Indeed, I do not have seen method like Id2doc (or something like that) which allow to retrieve the doc from its Id.

Herafter an extract of my code:

import logging, gensim, bz2file
import os, csv, codecs
from pprint import pprint


FoundFile=True
PathCorpus='/home//wikipedia/'

logging.basicConfig(format='%(asctime)s : %(levelname)s : %(message)s', level=logging.INFO)

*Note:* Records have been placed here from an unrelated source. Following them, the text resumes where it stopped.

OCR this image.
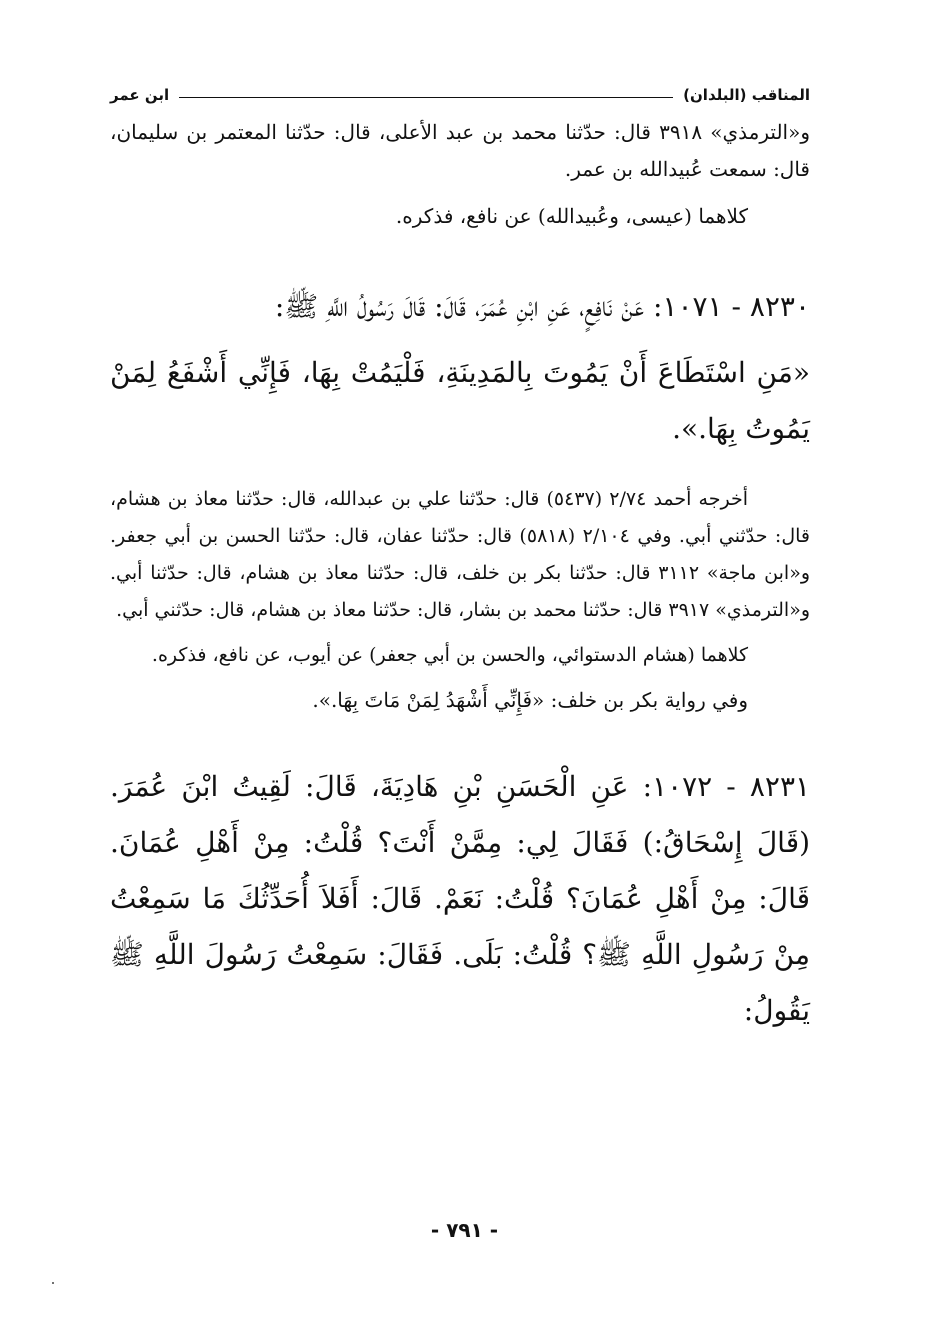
المناقب (البلدان)
ابن عمر

و«الترمذي» ٣٩١٨ قال: حدّثنا محمد بن عبد الأعلى، قال: حدّثنا المعتمر بن سليمان، قال: سمعت عُبيدالله بن عمر.

كلاهما (عيسى، وعُبيدالله) عن نافع، فذكره.

٨٢٣٠ - ١٠٧١: عَنْ نَافِعٍ، عَنِ ابْنِ عُمَرَ، قَالَ: قَالَ رَسُولُ اللَّهِ ﷺ:

«مَنِ اسْتَطَاعَ أَنْ يَمُوتَ بِالمَدِينَةِ، فَلْيَمُتْ بِهَا، فَإِنِّي أَشْفَعُ لِمَنْ يَمُوتُ بِهَا.».

أخرجه أحمد ٢/٧٤ (٥٤٣٧) قال: حدّثنا علي بن عبدالله، قال: حدّثنا معاذ بن هشام، قال: حدّثني أبي. وفي ٢/١٠٤ (٥٨١٨) قال: حدّثنا عفان، قال: حدّثنا الحسن بن أبي جعفر. و«ابن ماجة» ٣١١٢ قال: حدّثنا بكر بن خلف، قال: حدّثنا معاذ بن هشام، قال: حدّثنا أبي. و«الترمذي» ٣٩١٧ قال: حدّثنا محمد بن بشار، قال: حدّثنا معاذ بن هشام، قال: حدّثني أبي.

كلاهما (هشام الدستوائي، والحسن بن أبي جعفر) عن أيوب، عن نافع، فذكره.

وفي رواية بكر بن خلف: «فَإِنِّي أَشْهَدُ لِمَنْ مَاتَ بِهَا.».

٨٢٣١ - ١٠٧٢: عَنِ الْحَسَنِ بْنِ هَادِيَةَ، قَالَ: لَقِيتُ ابْنَ عُمَرَ. (قَالَ إِسْحَاقُ:) فَقَالَ لِي: مِمَّنْ أَنْتَ؟ قُلْتُ: مِنْ أَهْلِ عُمَانَ. قَالَ: مِنْ أَهْلِ عُمَانَ؟ قُلْتُ: نَعَمْ. قَالَ: أَفَلاَ أُحَدِّثُكَ مَا سَمِعْتُ مِنْ رَسُولِ اللَّهِ ﷺ؟ قُلْتُ: بَلَى. فَقَالَ: سَمِعْتُ رَسُولَ اللَّهِ ﷺ يَقُولُ:

- ٧٩١ -
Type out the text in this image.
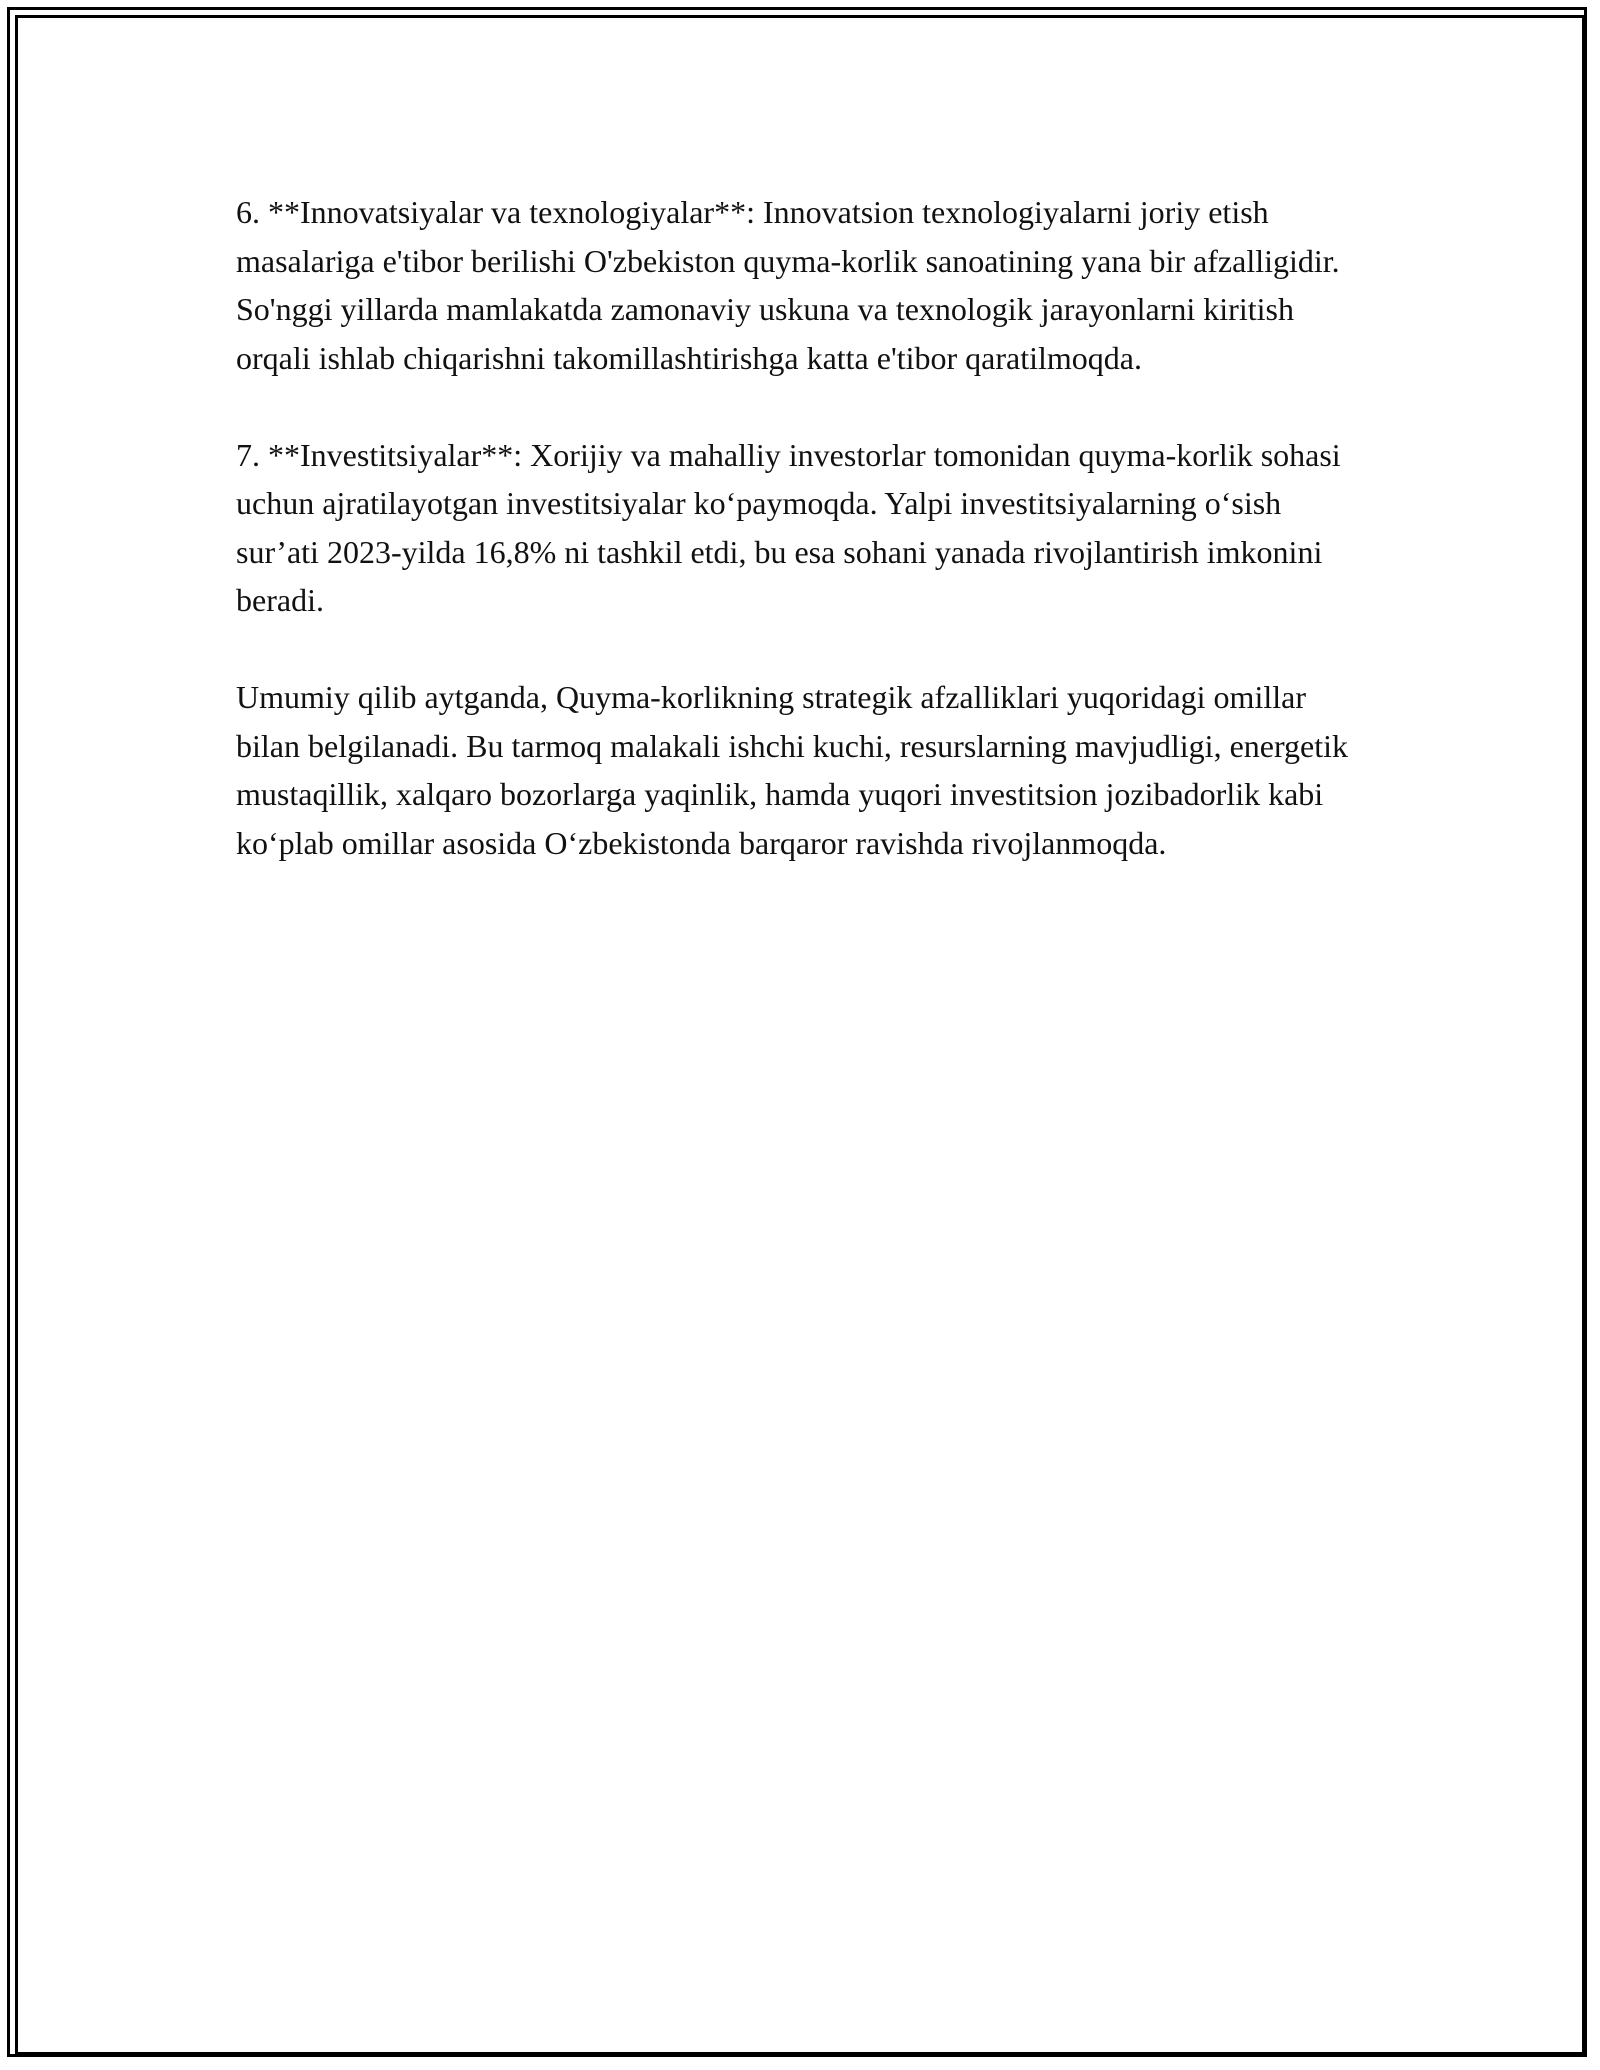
6. **Innovatsiyalar va texnologiyalar**: Innovatsion texnologiyalarni joriy etish masalariga e'tibor berilishi O'zbekiston quyma-korlik sanoatining yana bir afzalligidir. So'nggi yillarda mamlakatda zamonaviy uskuna va texnologik jarayonlarni kiritish orqali ishlab chiqarishni takomillashtirishga katta e'tibor qaratilmoqda.

7. **Investitsiyalar**: Xorijiy va mahalliy investorlar tomonidan quyma-korlik sohasi uchun ajratilayotgan investitsiyalar ko‘paymoqda. Yalpi investitsiyalarning o‘sish sur’ati 2023-yilda 16,8% ni tashkil etdi, bu esa sohani yanada rivojlantirish imkonini beradi.

Umumiy qilib aytganda, Quyma-korlikning strategik afzalliklari yuqoridagi omillar bilan belgilanadi. Bu tarmoq malakali ishchi kuchi, resurslarning mavjudligi, energetik mustaqillik, xalqaro bozorlarga yaqinlik, hamda yuqori investitsion jozibadorlik kabi ko‘plab omillar asosida O‘zbekistonda barqaror ravishda rivojlanmoqda.
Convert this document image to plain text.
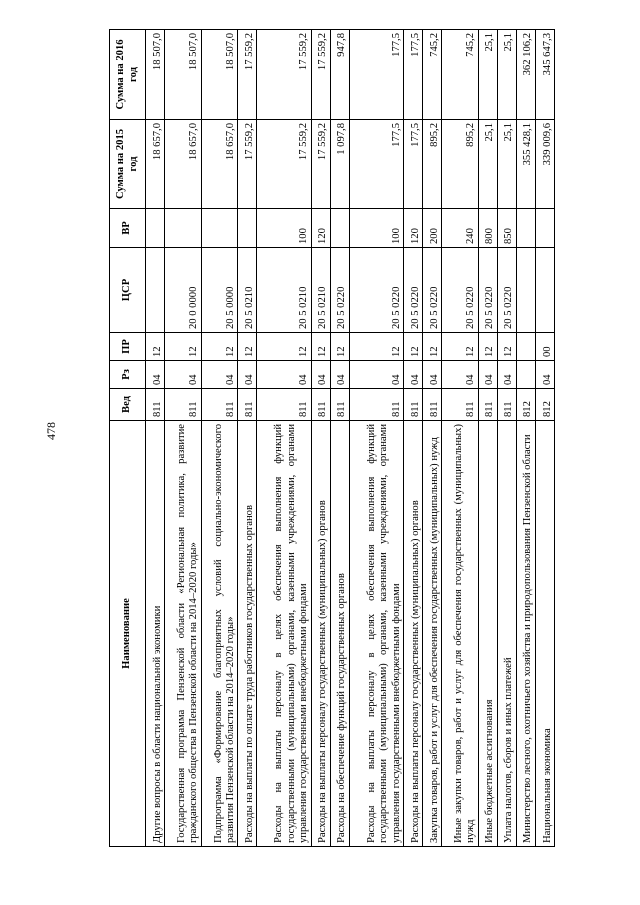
478
Наименование	Вед	Рз	ПР	ЦСР	ВР	Сумма на 2015 год	Сумма на 2016 год
Другие вопросы в области национальной экономики	811	04	12			18 657,0	18 507,0
Государственная программа Пензенской области «Региональная политика, развитие гражданского общества в Пензенской области на 2014–2020 годы»	811	04	12	20 0 0000		18 657,0	18 507,0
Подпрограмма «Формирование благоприятных условий социально-экономического развития Пензенской области на 2014–2020 годы»	811	04	12	20 5 0000		18 657,0	18 507,0
Расходы на выплаты по оплате труда работников государственных органов	811	04	12	20 5 0210		17 559,2	17 559,2
Расходы на выплаты персоналу в целях обеспечения выполнения функций государственными (муниципальными) органами, казенными учреждениями, органами управления государственными внебюджетными фондами	811	04	12	20 5 0210	100	17 559,2	17 559,2
Расходы на выплаты персоналу государственных (муниципальных) органов	811	04	12	20 5 0210	120	17 559,2	17 559,2
Расходы на обеспечение функций государственных органов	811	04	12	20 5 0220		1 097,8	947,8
Расходы на выплаты персоналу в целях обеспечения выполнения функций государственными (муниципальными) органами, казенными учреждениями, органами управления государственными внебюджетными фондами	811	04	12	20 5 0220	100	177,5	177,5
Расходы на выплаты персоналу государственных (муниципальных) органов	811	04	12	20 5 0220	120	177,5	177,5
Закупка товаров, работ и услуг для обеспечения государственных (муниципальных) нужд	811	04	12	20 5 0220	200	895,2	745,2
Иные закупки товаров, работ и услуг для обеспечения государственных (муниципальных) нужд	811	04	12	20 5 0220	240	895,2	745,2
Иные бюджетные ассигнования	811	04	12	20 5 0220	800	25,1	25,1
Уплата налогов, сборов и иных платежей	811	04	12	20 5 0220	850	25,1	25,1
Министерство лесного, охотничьего хозяйства и природопользования Пензенской области	812					355 428,1	362 106,2
Национальная экономика	812	04	00			339 009,6	345 647,3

#il faut d'abord charger la liste des user...
File=raw_input("entrer le nom du fichier contenant le modèle LDA produit par gensim : \n")
print(File)
fname=PathCorpus+'/'+File
if os.path.isfile(fname):
    print("le fichier existe")
else:
    print("le fichier n'existe pas")
    FoundFile=False


# load id->word mapping (the dictionary), one of the results of step 2 above
id2word = gensim.corpora.Dictionary.load_from_text(bz2file.BZ2File(PathCorpus+'_wordids.txt.bz2'))
print('idwords=%s'%id2word)
# load corpus iterator
mm = gensim.corpora.MmCorpus(PathCorpus+'_tfidf.mm')
print('mm=%s'%mm)

if (FoundFile):
    # on charge le modèle
    lda=gensim.models.LdaModel.load(fname)
    lda.print_topics()
    # test sur un texte
    TrainAMEA1=['Avoir pour la zone MEA une comprehension globale du domaine de ses enjeux des architectures existantes des evolutions court/moyen terme et des architectures cibles']
    FormTrainAMEA1='zone MEA comprehension globale domaine enjeux architectures evolutions court/moyen terme'
    pprint(FormTrainAMEA1)

    new_vec = id2word.doc2bow(FormTrainAMEA1.lower().split())
    print(new_vec) # the word "court/moyen" does not appear in the dictionary and is ignored
    my_projection=lda[new_vec]
    print(lda.print_topic(my_projection[0][0]))
    print(lda.print_topic(my_projection[1][0]))
    print(lda[new_vec])

    #on charge le fichier des similarités
    index=gensim.similarities.Similarity.load(PathCorpus+'frwiki_lda_index')

    print("done")
    sims = index[my_projection]
    print(list(enumerate(sims)))
    for i in range(len(sims)):
        mylist=mm[sims[i][0]]
        print("*****************************")
        for j in range(len(mylist)):
            print(id2word[mylist[j][0]])

    print("terminé")

boardw...@gmail.com

unread,

Jan 16, 2017, 10:00:40 AM1/16/17

to gensim

In ddition this is exactly the issue raised her in stackoverflow : http://stackoverflow.com/questions/28488714/getting-string-version-of-document-by-id-in-gensim

BR.

Lev Konstantinovskiy

unread,

Jan 19, 2017, 7:49:44 PM1/19/17

to gensim

Hi,

Unfortunately the full raw text of a document is not stored in a MmCorpus. MmCorpus is a matrix format that stores only bag-of-words representations of documents. As the StackOverflow post suggests the mapping of id-original doc is left to the user.